Ga ook naar kleine, provinciale musea waar ze er eentje hebben. Een bijkomend voordeel daarvan is namelijk dat je verrast kunt worden door wat er links en rechts van die Bonnard hangt. Hetzelfde geldt als je houdt van Munch, of Fujita, of Goya, of Lucian Freud. Het maakt niet uit wie, maar ga kijken, kruip in de verf, wees een spion en wees kritisch: vraag je af of je dat zelf ook zou willen doen, en vervolgens of je het zou kunnen gebruiken voor je eigen doel. En laat je niets wijsmaken: deze vorm van diefstal en spionage is in de kunst volkomen legitiem. Schrijvers doen het voortdurend, musici ook. Sterker nog, het is de enige manier om tot iets goeds te komen.
En er is misschien nog iets anders dat heel belangrijk is om voor ogen te houden bij het ontwikkelen van een persoonlijk handschrift in de kunst, en dat is de wetenschap dat het heel goed is en buitengewoon dankbaar, om gewoon iets moois te maken. Dus niet iets geniaals, of hyper-origineels, of iets dat nog nooit eerder gemaakt is, maar gewoon een klein schilderij dat je iemand graag zou willen geven, of dat iemand graag zou willen hebben.
Dat is misschien een nederige en niet erg artistieke overweging. Maar, zoals de oude kunsthistoricus Gombrich ooit zei, ‘er zijn geen verkeerde redenen om van een kunstwerk te houden’.
Zo zijn er ook geen verkeerde redenen om een kunstwerk te maken.
De vraag naar kunst met een bepaalde voorstelling, een geliefd gezicht of landschap, die zal er altijd blijven. Of je daar als kunstenaar aan tegemoet wilt komen is een persoonlijke keus. Maar jullie hébben die keus, omdat je het kunt.

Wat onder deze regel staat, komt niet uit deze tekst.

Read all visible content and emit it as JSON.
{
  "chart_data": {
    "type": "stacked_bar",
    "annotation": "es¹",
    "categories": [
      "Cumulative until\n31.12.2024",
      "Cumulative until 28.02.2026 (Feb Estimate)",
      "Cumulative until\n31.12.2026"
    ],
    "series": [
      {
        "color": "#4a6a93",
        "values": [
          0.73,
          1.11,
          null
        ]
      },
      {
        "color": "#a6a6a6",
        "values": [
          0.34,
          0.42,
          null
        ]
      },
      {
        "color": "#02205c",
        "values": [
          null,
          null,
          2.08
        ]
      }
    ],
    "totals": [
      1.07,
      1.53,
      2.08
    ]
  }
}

En dat het ook helemaal niet zo makkelijk is maar in feite heel moeilijk om zo’n opdracht tot een goed einde te brengen, dat is een wijsheid die jullie van binnenuit kennen. Met het paspoort van jullie diploma betreed je een wereld waarin meestal heel andere dingen worden gezegd. Er wordt zoveel gezegd, op elk terrein, en in de kunst nog wat meer. Laat je niet van de wijs brengen. Schilder iets waar je van houdt, iets dat je intrigeert, of het mooi is of lelijk. Dan is de kans groot dat er nog iemand te vinden is die zegt: dat is een prachtig schilderij, precies goed.

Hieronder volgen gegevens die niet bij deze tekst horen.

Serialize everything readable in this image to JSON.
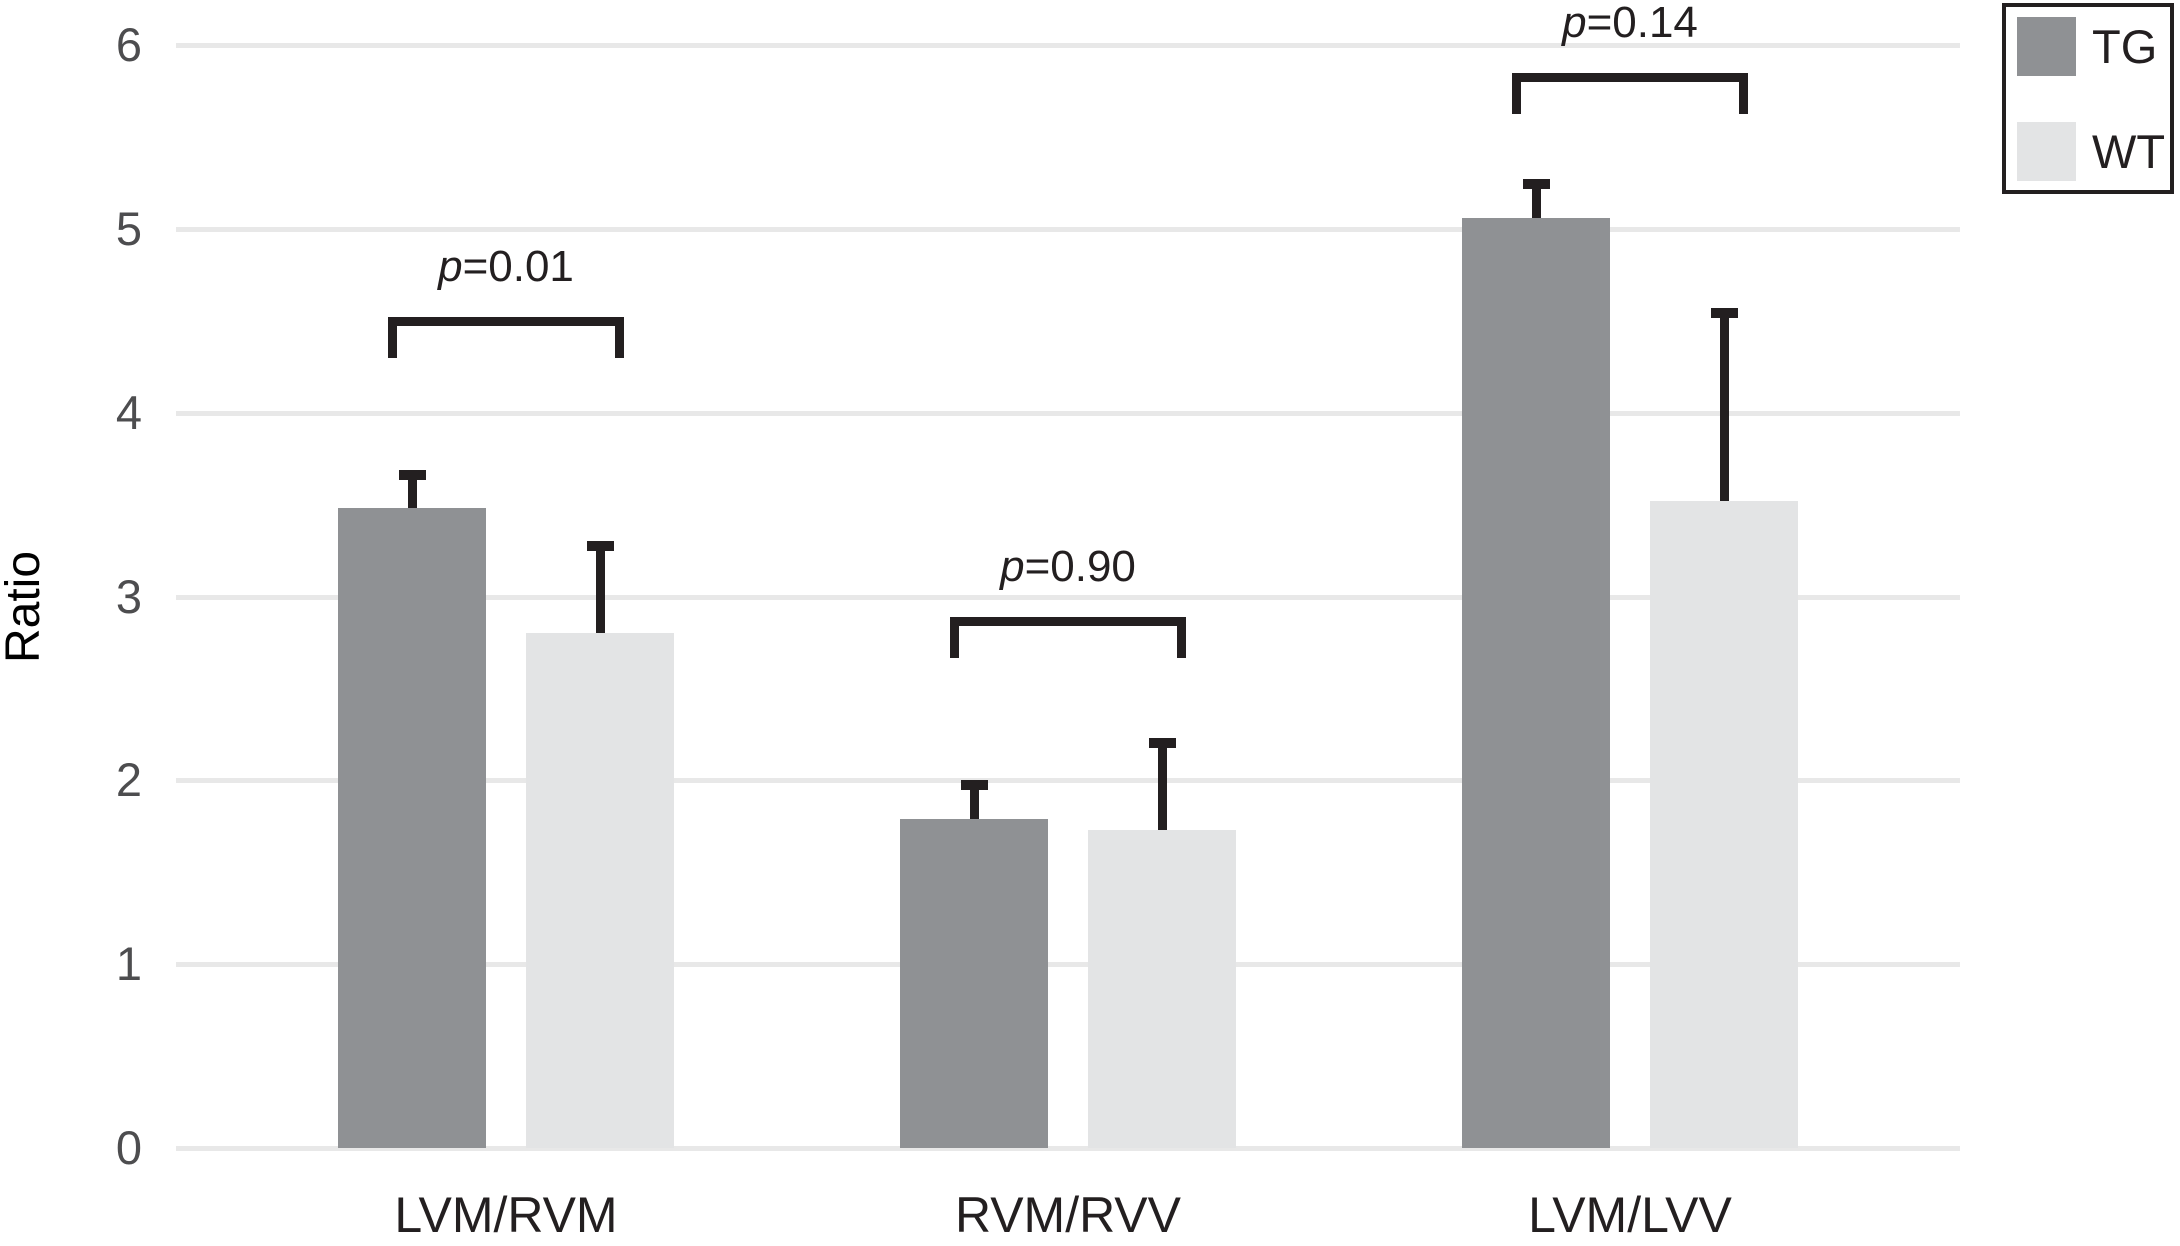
{
  "figure": {
    "background": "#ffffff"
  },
  "chart_data": {
    "type": "bar",
    "title": "",
    "ylabel": "Ratio",
    "xlabel": "",
    "categories": [
      "LVM/RVM",
      "RVM/RVV",
      "LVM/LVV"
    ],
    "series": [
      {
        "name": "TG",
        "color": "#8f9194",
        "values": [
          3.48,
          1.79,
          5.06
        ],
        "errors_plus": [
          0.21,
          0.21,
          0.21
        ]
      },
      {
        "name": "WT",
        "color": "#e3e4e5",
        "values": [
          2.8,
          1.73,
          3.52
        ],
        "errors_plus": [
          0.5,
          0.5,
          1.05
        ]
      }
    ],
    "ylim": [
      0,
      6
    ],
    "yticks": [
      "0",
      "1",
      "2",
      "3",
      "4",
      "5",
      "6"
    ],
    "grid": true,
    "legend_position": "top-right-outside",
    "annotations": [
      {
        "label": "p=0.01",
        "category": "LVM/RVM",
        "bracket_top_value": 4.52
      },
      {
        "label": "p=0.90",
        "category": "RVM/RVV",
        "bracket_top_value": 2.89
      },
      {
        "label": "p=0.14",
        "category": "LVM/LVV",
        "bracket_top_value": 5.85
      }
    ],
    "colors": {
      "grid": "#e8e8e8",
      "tick_text": "#4d4d4f",
      "label_text": "#231f20",
      "error_bar": "#231f20",
      "legend_border": "#231f20"
    }
  }
}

In dit verband wil ik tot slot graag iemand citeren die jullie allemaal goed kennen, omdat hij nauw verbonden was met jullie academie. Hij was zelf kunstenaar, kende het vak van binnenuit, en daarnaast heeft hij ook veel prachtige stukken geschreven in mijn tijdschrift Kunstschrift. Ik bedoel Diederik Kraaijpoel. Kraaijpoel gaf graag adviezen, en een daarvan klonk als volgt. ‘Het museum’, zei hij, ‘geldt in de kunstwereld alom als het hoogste goed. Als je dat bereikt hebt, dan heb je het gemaakt. Maar’, zei hij, op de typische Kraaijpoel-manier, ‘In museumzalen wordt slecht naar de kunst gekeken. Mensen staan er een paar seconden voor, en dan lopen ze verder. En voor je het weet belandt je werk voor eeuwig in een depot. Maak werk voor de huiskamer. Richt je op de particulier.’

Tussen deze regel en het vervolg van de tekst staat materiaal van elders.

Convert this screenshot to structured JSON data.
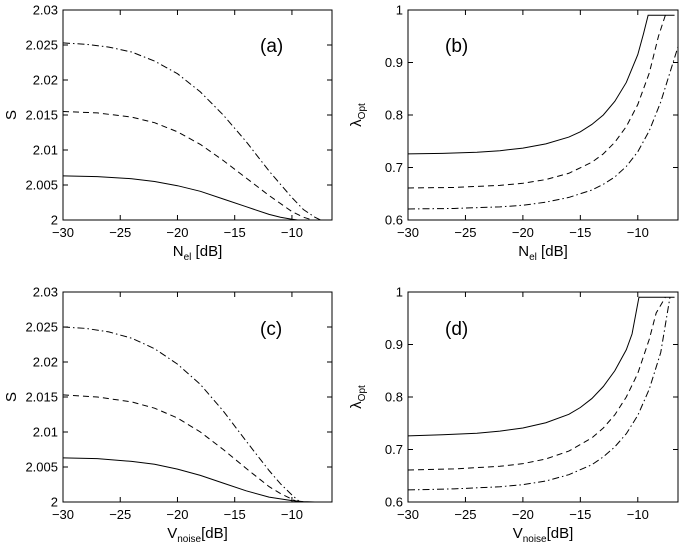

Dat is een advies dat ik jullie graag wil meegeven. Maak werk voor ons, de liefhebbers.
Maak prachtige tekeningen en schilderijen, en verhef de status van het huiskamerkunstwerk. En bedenk dat het meeste en het mooiste dat nu in onze musea hangt, ooit daarvoor bedoeld was.
Ik wens jullie veel succes, en ik verklaar de tentoonstelling voor geopend.